Underlying the latest contraction in business activity was a further decline in new business. Incoming new work has fallen throughout the past year, with the rate of contraction in August broadly in line with July (when new orders fell at the fastest pace for three years). Only Ireland reported an increase in new business.
Meanwhile, the rate of decline in Germany accelerated to the sharpest since June 2009, and was steeper than the marked rates seen in France, Italy and Spain.
Staffing levels fell for the eighth month running and to the greatest extent since January 2010. Reductions were reported in France, Italy, Spain and Ireland, whereas Germany saw staffing levels rise at the quickest pace for three months.

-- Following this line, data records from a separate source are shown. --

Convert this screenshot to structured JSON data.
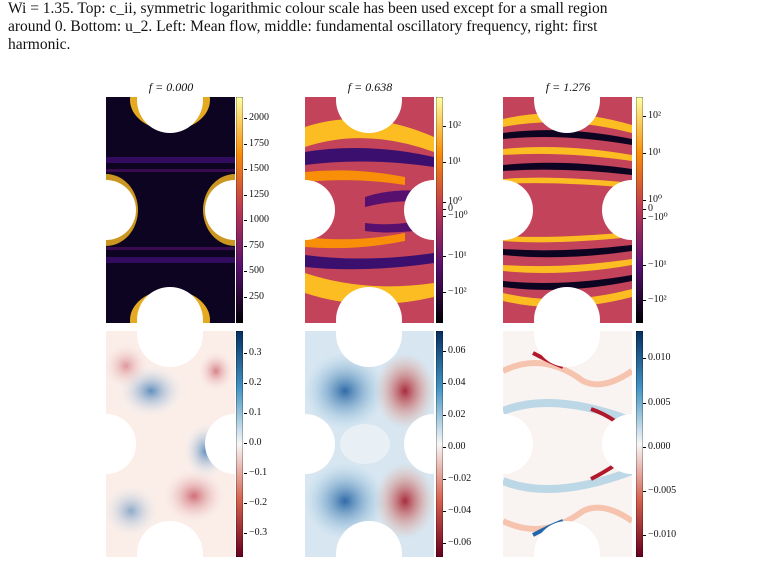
{
  "caption": {
    "line1": "Wi = 1.35. Top: c_ii, symmetric logarithmic colour scale has been used except for a small region",
    "line2": "around 0. Bottom: u_2. Left: Mean flow, middle: fundamental oscillatory frequency, right: first",
    "line3": "harmonic."
  },
  "panels": {
    "titles": [
      "f = 0.000",
      "f = 0.638",
      "f = 1.276"
    ],
    "top_left_ticks": [
      "2000",
      "1750",
      "1500",
      "1250",
      "1000",
      "750",
      "500",
      "250"
    ],
    "top_mid_ticks": [
      "10²",
      "10¹",
      "10⁰",
      "0",
      "−10⁰",
      "−10¹",
      "−10²"
    ],
    "top_right_ticks": [
      "10²",
      "10¹",
      "10⁰",
      "0",
      "−10⁰",
      "−10¹",
      "−10²"
    ],
    "bot_left_ticks": [
      "0.3",
      "0.2",
      "0.1",
      "0.0",
      "−0.1",
      "−0.2",
      "−0.3"
    ],
    "bot_mid_ticks": [
      "0.06",
      "0.04",
      "0.02",
      "0.00",
      "−0.02",
      "−0.04",
      "−0.06"
    ],
    "bot_right_ticks": [
      "0.010",
      "0.005",
      "0.000",
      "−0.005",
      "−0.010"
    ]
  },
  "colors": {
    "inferno_dark": "#0d0421",
    "inferno_mid": "#c2435a",
    "inferno_bright": "#fcbd22",
    "rdbu_red": "#9e0a21",
    "rdbu_blue": "#0b4d8b"
  }
}
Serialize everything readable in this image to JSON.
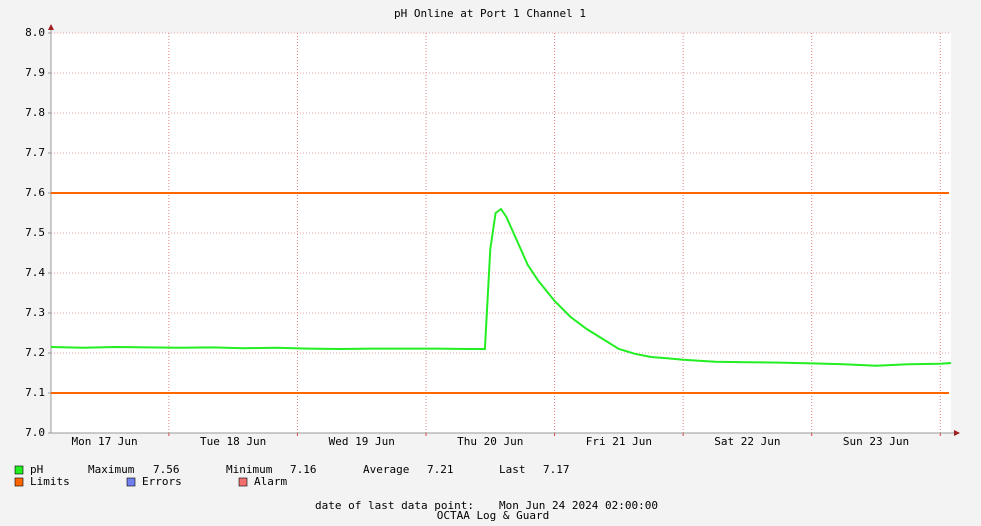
{
  "chart_data": {
    "type": "line",
    "title": "pH Online at Port 1 Channel 1",
    "xlim": [
      "2024-06-17T02:00",
      "2024-06-24T02:00"
    ],
    "xticks": [
      {
        "value": "2024-06-17T12:00",
        "label": "Mon 17 Jun"
      },
      {
        "value": "2024-06-18T12:00",
        "label": "Tue 18 Jun"
      },
      {
        "value": "2024-06-19T12:00",
        "label": "Wed 19 Jun"
      },
      {
        "value": "2024-06-20T12:00",
        "label": "Thu 20 Jun"
      },
      {
        "value": "2024-06-21T12:00",
        "label": "Fri 21 Jun"
      },
      {
        "value": "2024-06-22T12:00",
        "label": "Sat 22 Jun"
      },
      {
        "value": "2024-06-23T12:00",
        "label": "Sun 23 Jun"
      }
    ],
    "xgrid": [
      "2024-06-18T00:00",
      "2024-06-19T00:00",
      "2024-06-20T00:00",
      "2024-06-21T00:00",
      "2024-06-22T00:00",
      "2024-06-23T00:00",
      "2024-06-24T00:00"
    ],
    "ylim": [
      7.0,
      8.0
    ],
    "yticks": [
      {
        "value": 7.0,
        "label": "7.0"
      },
      7.1,
      7.2,
      7.3,
      7.4,
      7.5,
      7.6,
      7.7,
      7.8,
      7.9,
      {
        "value": 8.0,
        "label": "8.0"
      }
    ],
    "grid": true,
    "series": [
      {
        "name": "pH",
        "color": "#22ee22",
        "x": [
          "2024-06-17T02:00",
          "2024-06-17T08:00",
          "2024-06-17T14:00",
          "2024-06-17T20:00",
          "2024-06-18T02:00",
          "2024-06-18T08:00",
          "2024-06-18T14:00",
          "2024-06-18T20:00",
          "2024-06-19T02:00",
          "2024-06-19T08:00",
          "2024-06-19T14:00",
          "2024-06-19T20:00",
          "2024-06-20T02:00",
          "2024-06-20T08:00",
          "2024-06-20T11:00",
          "2024-06-20T12:00",
          "2024-06-20T13:00",
          "2024-06-20T14:00",
          "2024-06-20T15:00",
          "2024-06-20T17:00",
          "2024-06-20T19:00",
          "2024-06-20T21:00",
          "2024-06-21T00:00",
          "2024-06-21T03:00",
          "2024-06-21T06:00",
          "2024-06-21T09:00",
          "2024-06-21T12:00",
          "2024-06-21T15:00",
          "2024-06-21T18:00",
          "2024-06-21T21:00",
          "2024-06-22T00:00",
          "2024-06-22T06:00",
          "2024-06-22T12:00",
          "2024-06-22T18:00",
          "2024-06-23T00:00",
          "2024-06-23T06:00",
          "2024-06-23T12:00",
          "2024-06-23T18:00",
          "2024-06-24T00:00",
          "2024-06-24T02:00"
        ],
        "values": [
          7.215,
          7.213,
          7.215,
          7.214,
          7.213,
          7.214,
          7.212,
          7.213,
          7.211,
          7.21,
          7.211,
          7.211,
          7.211,
          7.21,
          7.21,
          7.46,
          7.55,
          7.56,
          7.54,
          7.48,
          7.42,
          7.38,
          7.33,
          7.29,
          7.26,
          7.235,
          7.21,
          7.198,
          7.19,
          7.187,
          7.183,
          7.178,
          7.177,
          7.176,
          7.174,
          7.172,
          7.168,
          7.172,
          7.173,
          7.175
        ],
        "stats": [
          {
            "label": "Maximum",
            "value": 7.56
          },
          {
            "label": "Minimum",
            "value": 7.16
          },
          {
            "label": "Average",
            "value": 7.21
          },
          {
            "label": "Last",
            "value": 7.17
          }
        ]
      }
    ],
    "limits": {
      "name": "Limits",
      "color": "#ff6600",
      "values": [
        7.6,
        7.1
      ]
    },
    "legend_extra": [
      {
        "name": "Errors",
        "color": "#7080f0"
      },
      {
        "name": "Alarm",
        "color": "#f07070"
      }
    ],
    "footer": {
      "label": "date of last data point:",
      "value": "Mon Jun 24 2024 02:00:00"
    },
    "watermark": "OCTAA Log & Guard"
  }
}
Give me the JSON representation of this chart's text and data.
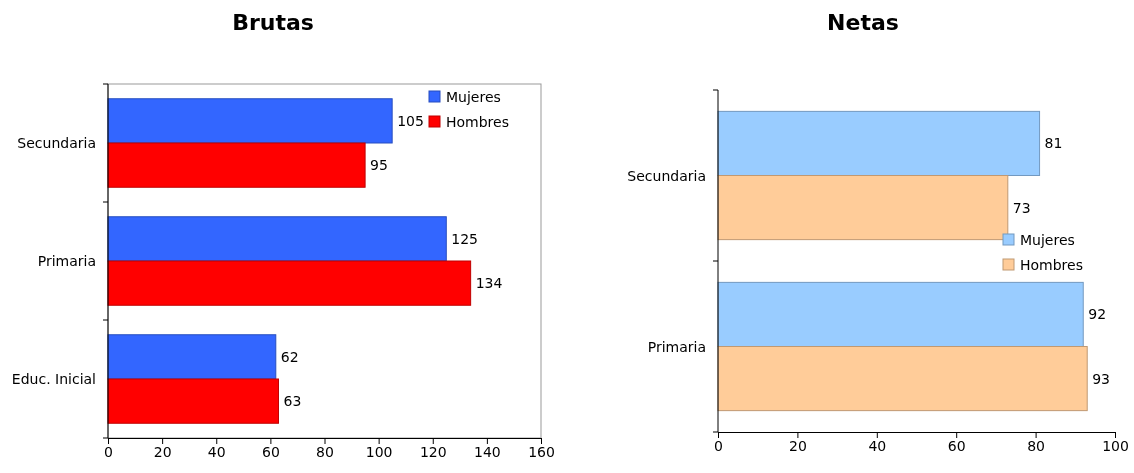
{
  "chart_data": [
    {
      "type": "bar",
      "title": "Brutas",
      "orientation": "horizontal",
      "categories": [
        "Secundaria",
        "Primaria",
        "Educ. Inicial"
      ],
      "series": [
        {
          "name": "Mujeres",
          "color": "#3366ff",
          "values": [
            105,
            125,
            62
          ]
        },
        {
          "name": "Hombres",
          "color": "#ff0000",
          "values": [
            95,
            134,
            63
          ]
        }
      ],
      "xlim": [
        0,
        160
      ],
      "xticks": [
        0,
        20,
        40,
        60,
        80,
        100,
        120,
        140,
        160
      ],
      "grid": false,
      "legend": "top right",
      "data_labels": true
    },
    {
      "type": "bar",
      "title": "Netas",
      "orientation": "horizontal",
      "categories": [
        "Secundaria",
        "Primaria"
      ],
      "series": [
        {
          "name": "Mujeres",
          "color": "#99ccff",
          "values": [
            81,
            92
          ]
        },
        {
          "name": "Hombres",
          "color": "#ffcc99",
          "values": [
            73,
            93
          ]
        }
      ],
      "xlim": [
        0,
        100
      ],
      "xticks": [
        0,
        20,
        40,
        60,
        80,
        100
      ],
      "grid": false,
      "legend": "right",
      "data_labels": true
    }
  ]
}
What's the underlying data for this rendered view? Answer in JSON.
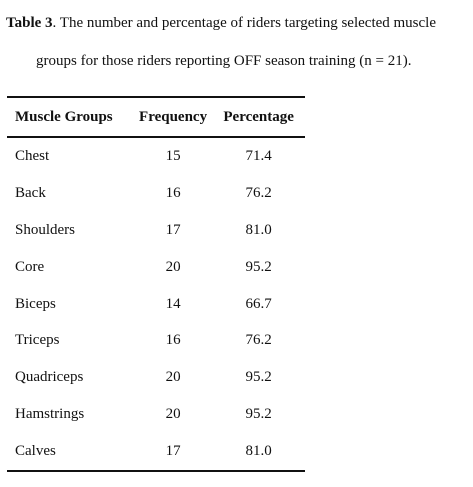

Spare capacity remained present in the service sector, however, as highlighted by a further marked reduction in backlogs of work. All of the nations covered by the survey reported a decrease. Business confidence about activity levels in one year’s time rose for the first time in five months in August, but remained below its long-run average nonetheless. Confidence improved in all of the nations covered by the survey.
Average input price inflation reached a fourmonth high in August, and was faster than signalled by the earlier flash estimate. However, companies were unable to pass on higher costs to their clients, as average charges fell for the ninth month running. All of the nations covered by the survey reported decreases in selling prices. The steepest cuts were seen in Spain, while the decline in Germany was only marginal.